If you watch this entertaining documentary without worrying about whether or not he’s the greatest snooker player (“he’s an artist,” says Hendry), the good news is that O’Sullivan is brilliant company. He has the gift of gab, a sense of humor and is relaxed about his vulnerability: chatty about his addictions and mental health issues. Chatting with director Sam Blair, he comes across as an all-around nice guy. It is perhaps significant that the film is produced by another Essex boy, David Beckham.
O’Sullivan says he fell in love with snooker at an early age. He had great talent and was pushed to become a champion by his larger-than-life father, Ronnie Senior. “I needed it, otherwise I would have been a loser,” says O’Sullivan.

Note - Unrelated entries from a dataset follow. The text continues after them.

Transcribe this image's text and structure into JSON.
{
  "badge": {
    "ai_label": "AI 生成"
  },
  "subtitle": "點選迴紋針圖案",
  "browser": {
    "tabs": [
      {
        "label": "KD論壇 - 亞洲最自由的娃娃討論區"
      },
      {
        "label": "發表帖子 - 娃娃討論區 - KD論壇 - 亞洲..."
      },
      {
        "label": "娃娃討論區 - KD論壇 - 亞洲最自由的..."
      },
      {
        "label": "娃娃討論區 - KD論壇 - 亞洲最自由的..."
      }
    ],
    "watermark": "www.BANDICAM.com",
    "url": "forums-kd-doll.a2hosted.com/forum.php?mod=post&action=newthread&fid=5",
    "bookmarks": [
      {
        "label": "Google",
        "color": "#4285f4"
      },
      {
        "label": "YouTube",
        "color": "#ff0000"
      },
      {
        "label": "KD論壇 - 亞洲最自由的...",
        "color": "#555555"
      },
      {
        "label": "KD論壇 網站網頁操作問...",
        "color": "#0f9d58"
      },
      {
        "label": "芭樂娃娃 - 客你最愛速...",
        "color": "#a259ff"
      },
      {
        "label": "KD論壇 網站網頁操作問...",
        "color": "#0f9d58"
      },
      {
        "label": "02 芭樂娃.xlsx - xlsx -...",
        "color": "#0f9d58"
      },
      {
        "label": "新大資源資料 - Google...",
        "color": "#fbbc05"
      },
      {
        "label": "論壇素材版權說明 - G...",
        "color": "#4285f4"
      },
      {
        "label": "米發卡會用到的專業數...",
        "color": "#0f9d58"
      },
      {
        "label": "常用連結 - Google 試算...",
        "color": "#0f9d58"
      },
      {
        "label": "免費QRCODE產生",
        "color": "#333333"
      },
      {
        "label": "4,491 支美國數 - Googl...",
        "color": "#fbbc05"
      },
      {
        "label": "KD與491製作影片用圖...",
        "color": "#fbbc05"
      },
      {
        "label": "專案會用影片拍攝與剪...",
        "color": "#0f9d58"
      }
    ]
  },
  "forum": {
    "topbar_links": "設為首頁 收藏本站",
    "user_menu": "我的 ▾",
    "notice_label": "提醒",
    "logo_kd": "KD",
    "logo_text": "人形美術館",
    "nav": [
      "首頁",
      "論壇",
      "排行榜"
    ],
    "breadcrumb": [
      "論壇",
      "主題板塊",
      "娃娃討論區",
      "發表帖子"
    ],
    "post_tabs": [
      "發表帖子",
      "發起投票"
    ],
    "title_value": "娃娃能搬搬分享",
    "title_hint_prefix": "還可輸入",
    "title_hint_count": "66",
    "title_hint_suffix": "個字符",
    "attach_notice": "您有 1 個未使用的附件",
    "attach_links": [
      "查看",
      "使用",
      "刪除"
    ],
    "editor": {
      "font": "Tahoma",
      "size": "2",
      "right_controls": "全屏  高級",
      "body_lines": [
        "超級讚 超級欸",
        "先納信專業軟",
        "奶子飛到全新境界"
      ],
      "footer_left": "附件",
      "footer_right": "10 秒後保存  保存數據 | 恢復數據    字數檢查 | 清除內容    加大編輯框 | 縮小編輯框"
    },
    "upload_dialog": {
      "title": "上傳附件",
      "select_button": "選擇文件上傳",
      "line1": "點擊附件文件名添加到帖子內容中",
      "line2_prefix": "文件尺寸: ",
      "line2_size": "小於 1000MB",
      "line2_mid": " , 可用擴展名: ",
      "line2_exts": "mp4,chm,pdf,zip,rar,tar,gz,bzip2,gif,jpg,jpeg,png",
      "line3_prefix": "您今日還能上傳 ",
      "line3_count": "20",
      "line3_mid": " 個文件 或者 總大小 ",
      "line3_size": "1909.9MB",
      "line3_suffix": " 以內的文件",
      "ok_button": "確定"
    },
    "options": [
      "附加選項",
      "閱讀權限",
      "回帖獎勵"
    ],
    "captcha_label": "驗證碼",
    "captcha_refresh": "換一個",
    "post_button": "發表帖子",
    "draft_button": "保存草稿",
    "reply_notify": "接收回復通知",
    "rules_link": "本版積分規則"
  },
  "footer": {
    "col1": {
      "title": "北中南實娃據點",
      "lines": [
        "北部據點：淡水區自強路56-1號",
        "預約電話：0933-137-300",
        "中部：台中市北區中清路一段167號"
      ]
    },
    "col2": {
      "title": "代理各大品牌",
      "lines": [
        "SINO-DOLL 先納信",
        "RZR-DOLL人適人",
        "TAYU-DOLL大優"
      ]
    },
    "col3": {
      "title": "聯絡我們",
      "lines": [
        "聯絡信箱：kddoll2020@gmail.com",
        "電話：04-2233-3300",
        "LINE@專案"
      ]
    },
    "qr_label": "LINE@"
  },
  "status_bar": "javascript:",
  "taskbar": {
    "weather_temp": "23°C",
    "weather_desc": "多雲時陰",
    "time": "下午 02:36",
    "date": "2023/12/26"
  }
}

In 1992, the year he turned professional, Ronnie Senior was jailed for murder. In his twenties, O’Sullivan descended into drug addiction; his former friend Damien Hirst remembers receiving a call to take him to the Priory. These days, O’Sullivan’s solution is a nice scone with clotted cream: “It must be M&S.” »
I’m not sure a two-hour movie is long enough to unravel his tortured relationship with Snooker (he’s been with psychiatrist Peters for 10 years). As a young player, there were times when he felt invincible. He is still pursuing this level. The healthiest thing would be to give up, O’Sullivan reflected. “But I found a way not to kill myself.”